Before the financial crisis of 2008 — before the gap between rich and poor was too big to ignore, before Trump, before #MeToo—the term “corporate responsibility” was in vogue.

Corporate responsibility at the time focused on the effects companies had outside their walls. The term was synonymous with minimizing carbon footprints, improving conditions for workers in foreign countries, giving back to local communities, and setting up volunteer days for staff. It was used in recruiting and investor communications with a few splashy webpages dedicated to impact and photos of people in T-shirts cleaning up parks and painting schools.

Today, instead of corporate responsibility, you hear about mission and vision, “making the world a better place” and “improving the lives of millions” one press release at a time. The ethos of our times (at least in tech, as I see it) is that you can drive social change through business means. By doing well in business, we can do good for the world. Of course, this worldview is being called into question with a backlash against big tech. For now, though, it remains the dominant narrative and the reason so many people seek mission-centric jobs.

Today, instead of corporate responsibility, you hear about mission and vision.

To be fair, many of these businesses are changing the world and, in some cases, significantly improving the lives of their customers. However, as was the case with corporate responsibility, the focus of mission-driven businesses tends to be external. What about corporate responsibility within a company’s walls?

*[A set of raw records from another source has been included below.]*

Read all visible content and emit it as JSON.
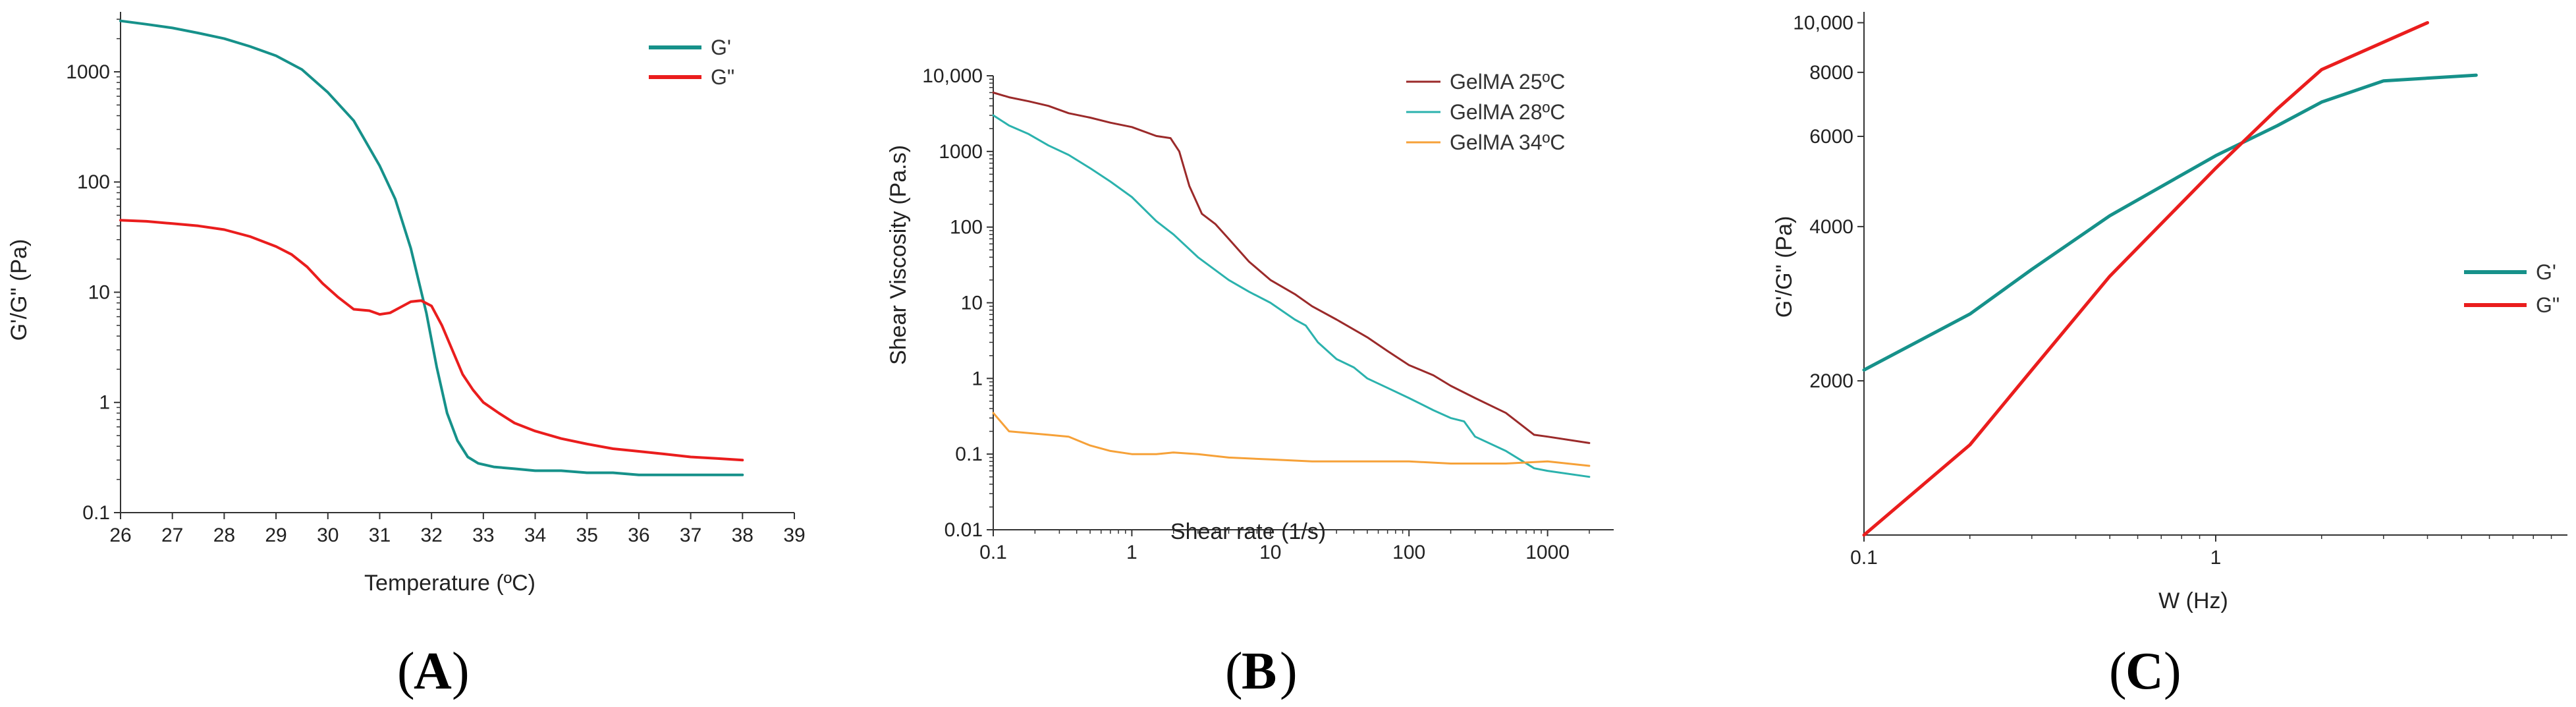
{
  "colors": {
    "teal": "#16918a",
    "red": "#ea1d1d",
    "brown": "#9b2a2a",
    "teal_light": "#2bb2ad",
    "orange": "#f6a138",
    "axis": "#333333"
  },
  "chart_data": [
    {
      "id": "A",
      "panel_label": "A",
      "type": "line",
      "xlabel": "Temperature (ºC)",
      "ylabel": "G'/G\" (Pa)",
      "xlim": [
        26,
        39
      ],
      "ylim": [
        0.1,
        3500
      ],
      "yscale": "log",
      "xticks": [
        {
          "v": 26,
          "label": "26"
        },
        {
          "v": 27,
          "label": "27"
        },
        {
          "v": 28,
          "label": "28"
        },
        {
          "v": 29,
          "label": "29"
        },
        {
          "v": 30,
          "label": "30"
        },
        {
          "v": 31,
          "label": "31"
        },
        {
          "v": 32,
          "label": "32"
        },
        {
          "v": 33,
          "label": "33"
        },
        {
          "v": 34,
          "label": "34"
        },
        {
          "v": 35,
          "label": "35"
        },
        {
          "v": 36,
          "label": "36"
        },
        {
          "v": 37,
          "label": "37"
        },
        {
          "v": 38,
          "label": "38"
        },
        {
          "v": 39,
          "label": "39"
        }
      ],
      "yticks": [
        {
          "v": 0.1,
          "label": "0.1"
        },
        {
          "v": 1,
          "label": "1"
        },
        {
          "v": 10,
          "label": "10"
        },
        {
          "v": 100,
          "label": "100"
        },
        {
          "v": 1000,
          "label": "1000"
        }
      ],
      "legend_position": "top-right",
      "series": [
        {
          "name": "G'",
          "color": "#16918a",
          "x": [
            26,
            26.5,
            27,
            27.5,
            28,
            28.5,
            29,
            29.5,
            30,
            30.5,
            31,
            31.3,
            31.6,
            31.9,
            32.1,
            32.3,
            32.5,
            32.7,
            32.9,
            33.2,
            33.6,
            34,
            34.5,
            35,
            35.5,
            36,
            36.5,
            37,
            37.5,
            38
          ],
          "y": [
            2900,
            2700,
            2500,
            2250,
            2000,
            1700,
            1400,
            1050,
            650,
            360,
            140,
            70,
            25,
            6.5,
            2.1,
            0.8,
            0.45,
            0.32,
            0.28,
            0.26,
            0.25,
            0.24,
            0.24,
            0.23,
            0.23,
            0.22,
            0.22,
            0.22,
            0.22,
            0.22
          ]
        },
        {
          "name": "G\"",
          "color": "#ea1d1d",
          "x": [
            26,
            26.5,
            27,
            27.5,
            28,
            28.5,
            29,
            29.3,
            29.6,
            29.9,
            30.2,
            30.5,
            30.8,
            31,
            31.2,
            31.4,
            31.6,
            31.8,
            32,
            32.2,
            32.4,
            32.6,
            32.8,
            33,
            33.3,
            33.6,
            34,
            34.5,
            35,
            35.5,
            36,
            36.5,
            37,
            37.5,
            38
          ],
          "y": [
            45,
            44,
            42,
            40,
            37,
            32,
            26,
            22,
            17,
            12,
            9,
            7,
            6.8,
            6.3,
            6.5,
            7.3,
            8.2,
            8.4,
            7.5,
            5,
            3,
            1.8,
            1.3,
            1,
            0.8,
            0.65,
            0.55,
            0.47,
            0.42,
            0.38,
            0.36,
            0.34,
            0.32,
            0.31,
            0.3
          ]
        }
      ]
    },
    {
      "id": "B",
      "panel_label": "B",
      "type": "line",
      "xlabel": "Shear rate (1/s)",
      "ylabel": "Shear Viscosity (Pa.s)",
      "xscale": "log",
      "yscale": "log",
      "xlim": [
        0.1,
        3000
      ],
      "ylim": [
        0.01,
        10000
      ],
      "xticks": [
        {
          "v": 0.1,
          "label": "0.1"
        },
        {
          "v": 1,
          "label": "1"
        },
        {
          "v": 10,
          "label": "10"
        },
        {
          "v": 100,
          "label": "100"
        },
        {
          "v": 1000,
          "label": "1000"
        }
      ],
      "yticks": [
        {
          "v": 0.01,
          "label": "0.01"
        },
        {
          "v": 0.1,
          "label": "0.1"
        },
        {
          "v": 1,
          "label": "1"
        },
        {
          "v": 10,
          "label": "10"
        },
        {
          "v": 100,
          "label": "100"
        },
        {
          "v": 1000,
          "label": "1000"
        },
        {
          "v": 10000,
          "label": "10,000"
        }
      ],
      "legend_position": "top-right",
      "series": [
        {
          "name": "GelMA 25ºC",
          "color": "#9b2a2a",
          "x": [
            0.1,
            0.13,
            0.18,
            0.25,
            0.35,
            0.5,
            0.7,
            1,
            1.5,
            1.9,
            2.2,
            2.6,
            3.2,
            4,
            5,
            7,
            10,
            15,
            20,
            30,
            50,
            70,
            100,
            150,
            200,
            300,
            500,
            800,
            1000,
            2000
          ],
          "y": [
            6000,
            5200,
            4600,
            4000,
            3200,
            2800,
            2400,
            2100,
            1600,
            1500,
            1000,
            350,
            150,
            110,
            70,
            35,
            20,
            13,
            9,
            6,
            3.5,
            2.3,
            1.5,
            1.1,
            0.8,
            0.55,
            0.35,
            0.18,
            0.17,
            0.14
          ]
        },
        {
          "name": "GelMA 28ºC",
          "color": "#2bb2ad",
          "x": [
            0.1,
            0.13,
            0.18,
            0.25,
            0.35,
            0.5,
            0.7,
            1,
            1.5,
            2,
            3,
            5,
            7,
            10,
            15,
            18,
            22,
            30,
            40,
            50,
            70,
            100,
            150,
            200,
            250,
            300,
            500,
            800,
            1000,
            2000
          ],
          "y": [
            3000,
            2200,
            1700,
            1200,
            900,
            600,
            400,
            250,
            120,
            80,
            40,
            20,
            14,
            10,
            6,
            5,
            3,
            1.8,
            1.4,
            1,
            0.75,
            0.55,
            0.38,
            0.3,
            0.27,
            0.17,
            0.11,
            0.065,
            0.06,
            0.05
          ]
        },
        {
          "name": "GelMA 34ºC",
          "color": "#f6a138",
          "x": [
            0.1,
            0.13,
            0.18,
            0.25,
            0.35,
            0.5,
            0.7,
            1,
            1.5,
            2,
            3,
            5,
            10,
            20,
            50,
            100,
            200,
            500,
            1000,
            2000
          ],
          "y": [
            0.35,
            0.2,
            0.19,
            0.18,
            0.17,
            0.13,
            0.11,
            0.1,
            0.1,
            0.105,
            0.1,
            0.09,
            0.085,
            0.08,
            0.08,
            0.08,
            0.075,
            0.075,
            0.08,
            0.07
          ]
        }
      ]
    },
    {
      "id": "C",
      "panel_label": "C",
      "type": "line",
      "xlabel": "W (Hz)",
      "ylabel": "G'/G\" (Pa)",
      "xscale": "log",
      "yscale": "log",
      "xlim": [
        0.1,
        10
      ],
      "ylim": [
        1000,
        10500
      ],
      "xticks": [
        {
          "v": 0.1,
          "label": "0.1"
        },
        {
          "v": 1,
          "label": "1"
        }
      ],
      "yticks": [
        {
          "v": 2000,
          "label": "2000"
        },
        {
          "v": 4000,
          "label": "4000"
        },
        {
          "v": 6000,
          "label": "6000"
        },
        {
          "v": 8000,
          "label": "8000"
        },
        {
          "v": 10000,
          "label": "10,000"
        }
      ],
      "legend_position": "right",
      "series": [
        {
          "name": "G'",
          "color": "#16918a",
          "x": [
            0.1,
            0.2,
            0.3,
            0.5,
            1,
            1.5,
            2,
            3,
            5.5
          ],
          "y": [
            2100,
            2700,
            3300,
            4200,
            5500,
            6300,
            7000,
            7700,
            7900
          ]
        },
        {
          "name": "G\"",
          "color": "#ea1d1d",
          "x": [
            0.1,
            0.2,
            0.3,
            0.5,
            1,
            1.5,
            2,
            4
          ],
          "y": [
            1000,
            1500,
            2100,
            3200,
            5200,
            6800,
            8100,
            10000
          ]
        }
      ]
    }
  ]
}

There’s a growing responsibility within companies. Employers are being tasked with making decisions that are core to how we live our lives:

  • Whether you can afford health care (benefit packages)
  • Your likelihood of building wealth (compensation plans, including whether you’re paid in dollars, equity, or both)
  • The balance of responsibilities at home (parental leave policies)
  • Whether you work with people from different backgrounds (recruiting practices)
  • Whether your carpool, ride the train, or drive solo (commuter benefits)

These are big decisions. They influence and affect bigger issues like income inequality, gender roles, and health care insurance guidelines. Often, these decisions are made by a team that is perceived as “back office,” unsexy, and even a cost center: human resources. H.R. teams are tasked with huge charters, understaffed teams, and limited budgets.

Human resources is the hidden policy arm of America, and most CEOs don’t even realize they are so involved in politics.

But these decisions are not ones that should be shuffled to some back office department. 49% of Americans get health care insurance through their employers. More than a third of employers offer paid maternity leave beyond what laws require. 48% of private employers offer a retirement plan.

Human resources is the hidden policy arm of America, and most CEOs don’t even realize how involved they are in politics.

Here’s just a glimpse of the kinds of questions and problems a human resource manager might face:

These problems are vast and overwhelming. Human resource managers are the catchall for finding whole-office solutions — from hiring agencies and candidate screening to career development and workplace culture. How are most companies tackling these responsibilities?

Outsourcing.

Employers are being tasked with making decisions that are core to how we live our lives.

To manage all these “back office” decisions, H.R. teams often rely on third parties. There are task-specific consultants and services for pawning off policy choices, and there are plenty of benefits-in-a-box solutions that take payroll, benefits, compliance, and all the H.R. work off a company’s hands altogether. Large companies sometimes even lend their resources and influence to organizations and national business groups that pool together to set homogenous benefits and office policies for massive groups of employees — thousands or tens of thousands of people — all at once.

Among V.C.-backed businesses, portfolio companies often share information. A few companies will align on a harassment policy, for example, or a benefits broker. Strength in numbers.


As an employee, you might not notice that your employer is actually sponsoring your social safety net. Especially not if you work at a tech company that competes for talent by offering stock options, robust benefits, and progressive policies on issues like parental leave.

But if you’re part of the 40 million “working poor”, or if you’re working outside of Silicon Valley, L.A. or N.Y.C. — or if a future recession no longer forces employers to compete on benefits — what then?

While it seems to be a given that employers will continue to provide people health care benefits and create policies that go beyond government minimums, this is far from guaranteed. And in this system, we’re leaving those policy choices not just up to employers but to employers’ human resources departments.

It might be time we stop treating these as decisions left to the “back office” and start handling them like what they actually are: public policy.